Of course, the celebration of MLK day will fill our screens and social media feeds with folks’ thoughts on dreaming and Dr. King’s words of true peace and justice in our nation. His reflection on this dream was certainly a guide, but he had two additional messages that deeply resonated with me as I grew in my understanding of the purpose of Catholic schools.
The first of these messages is in his book Why We Can’t Wait. His writing is a response to those who told him to be thankful and satisfied with the progress that had already been made in advancing civil rights. Dr. King illustrates a lesson in pushing for change that brings me to pose “Challenge #1” for his day of remembrance: continually seek to live in the tension of a sense of urgency and patience. When I think about this challenge in relation to Catholic schools, I recognize the need for gratitude for the great work accomplished through Catholic schools, which realize the dream of true peace and justice in many ways. I’m also filled with a sense of restlessness, to never let go of the urgency for the work to be done, and that the race is long from finished.
Dr. King’s next challenge was one that I discussed with my middle school students at the beginning of each semester. In what I would call one of his most underrated statements, he declared, “We must remember that intelligence is not enough. Intelligence plus character—that is the true goal of education. The complete education gives one not only the power of concentration, but worthy objectives upon which to concentrate.”
Take a minute to look at your school’s mission statement. It may say the goals of the school are for your students to strive for college and Heaven, it may say that students will be formed to be student leaders, or it may reference the call to be men and women for others. Whether you are a student, a teacher, a parent, or just someone who cares in general, my second challenge to you is simply to remember that we are called to give and receive the gift of a great education with eyes and hearts toward passing on that gift in a powerful and loving way; this will continually build momentum toward the actualization of the dream. Teachers: help your students discover today the tools within them to build up the Kingdom; students: prepare to do the same for the next generation, to build on the foundation that you are making each day.

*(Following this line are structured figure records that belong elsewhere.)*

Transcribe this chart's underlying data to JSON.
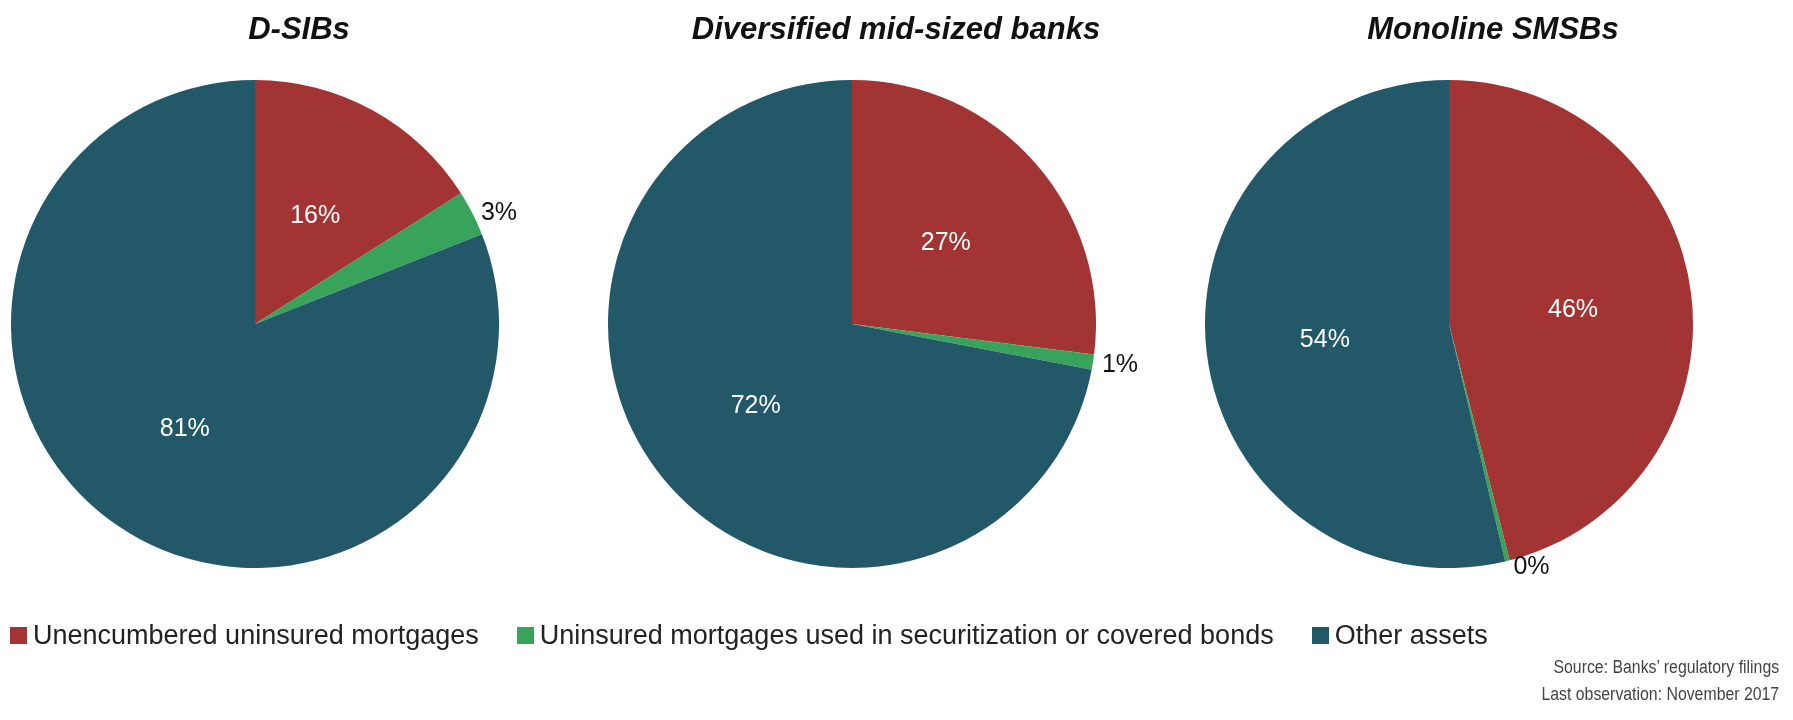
{
  "chart_data": [
    {
      "type": "pie",
      "title": "D-SIBs",
      "categories": [
        "Unencumbered uninsured mortgages",
        "Uninsured mortgages used in securitization or covered bonds",
        "Other assets"
      ],
      "values": [
        16,
        3,
        81
      ],
      "value_labels": [
        "16%",
        "3%",
        "81%"
      ],
      "colors": [
        "#a33434",
        "#38a35a",
        "#225868"
      ],
      "legend": "bottom"
    },
    {
      "type": "pie",
      "title": "Diversified mid-sized banks",
      "categories": [
        null,
        null,
        null
      ],
      "values": [
        27,
        1,
        72
      ],
      "value_labels": [
        "27%",
        "1%",
        "72%"
      ],
      "colors": [
        "#a33434",
        "#38a35a",
        "#225868"
      ]
    },
    {
      "type": "pie",
      "title": "Monoline SMSBs",
      "categories": [
        null,
        null,
        null
      ],
      "values": [
        46,
        0.3,
        53.7
      ],
      "value_labels": [
        "46%",
        "0%",
        "54%"
      ],
      "colors": [
        "#a33434",
        "#38a35a",
        "#225868"
      ],
      "annotations": [
        "Source: Banks’ regulatory filings",
        "Last observation: November 2017"
      ]
    }
  ]
}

I’ll be forever thankful for the guiding role that Dr. King has played in shaping my understanding of the task before all of us united in the mission of Catholic education: to advance the vision of Dr. King’s dream of a Christ-like society, built on true peace and justice — from his messages preached to his namesake avenue. Which brings me to my last challenge to you for the day…
You may not even know it, but odds are that your city or town has a street named after Dr. King. Take the turn. I’m not suggesting a touristy exploration as if you’re sightseeing. I’m suggesting that you see the schools, churches, stores, funeral homes, parks, and houses that may line that street. Ideally, go meet the people who work and live there. Again, I’m not asking you to go do and see something novel. Instead, I’m challenging you to go meet fellow members of your human race, and you’ll receive the gift of Christ’s light in people you may otherwise not have met, seeing that your similarities and differences are both integral to your understanding of each other as fellow members of the Body of Christ. It seems to me that would be a worthwhile turn to take, and a worthy objective upon which to concentrate.